Beeping came from the computer in front of him. Maybe it was the hedgehog again. Maybe he'd actually listen to him this time.

"What?" he grumbled.

"Are you Mr. RaGiff Griffin?" asked a very professional sounding voice.

"Who're you?" RaGiff responded.

"My name is Doctor Ivo Eggman."

Eggman!

"What…what did you do to my friends?"

"I don't believe I know what you're talking about-"

"Like hell ya don't. What did you do to Le…Blade?"

"I don't know anyone named 'Blade.' However, I do have some news that should interest you Mr. Griffin…"

"I want you, Eggman. Me and you, one on one, let's settle this, a battle of wits-"

"Oh, will you quit being so serious RaGiff?" answered a much more familiar voice.

What???

RaGiff pounded the button to bring up a visual. A brown haired man stared back, waving and smiling.

"C'mon, I have the worst impersonations on earth and you still fell for it."

"Wha…wha…wha…"

"Let's just say we've been to hell and back," Blade explained. "Gotta run. Call ya later." Cut off.

How did he…

"Awnaw!" he cried joyfully.

Another buzz. He flicked it on.

"Yeah?"

"Alright, Mr. Drama King," Sonic's voice responded. "What was so important you had to get it in earlier when I was about to die?"

Oh yeah…

"Well…uh…"

"Spill it, man!"

"Er…just…wanted to say…uh…everything's cool. Good luck with Eggman."

Dead silence on the other end.

"Just a quick question Ragweed.""RaGiff."

"Whatever."

"What's the question?"

"Are you goin' nuts up there in that computer booth of yours?" "Nope, that happened a while ago. I'm completely insane now."

"Good, just double checking."

Cut-off.

God, RaGiff could be a real pest sometimes, Sonic thought.

Now to get through this door. There was a large steel door with red liquid flowing through the center tube. Maybe if he broke it…

He threw a punch.

"OW!" Glass really does hurt. Now what exactly was this stuff? He dipped his foot into it, expecting a severe burn…

Hey, nothing! He lifted his foot out. No apparent damage…What was this?
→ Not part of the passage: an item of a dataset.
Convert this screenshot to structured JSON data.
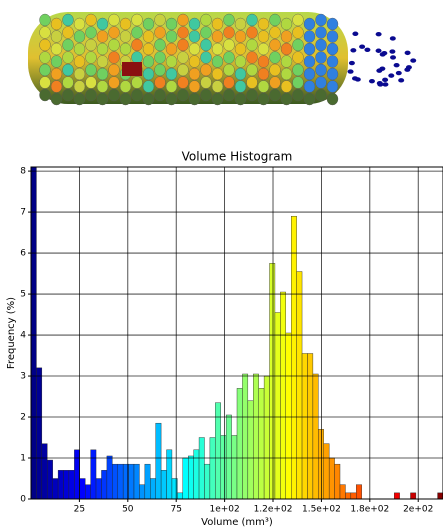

Tails would know… Oh yeah-if he ever found that little fox, he'd tear him to shreds, or drown him in the red liquid. Anyway, back to business.

Now how to open the door? RaGiff would know, right?

Buzz.

No one.

Buzz.

Nothing. Buzz.

Where the hell was that guy?

Sanders handled the puck behind his own net. He passed to Clark off the boards, as he cut across center ice…

"RAGIFF!"

"WHAT?"

"Will you quit paying attention to the damn hockey game?"

"How'd you know it was a hockey game?'

"I can hear you cheering about it through the link."

"'k, 'k, whaddaya want?"

"A way to get into the base."

"That thing? And you're gonna try to get into it single-handedly? That's almost funny."

"Then how am I gonna get in?"

RaGiff smiled.

"I have a friend of mine who could be able to help you."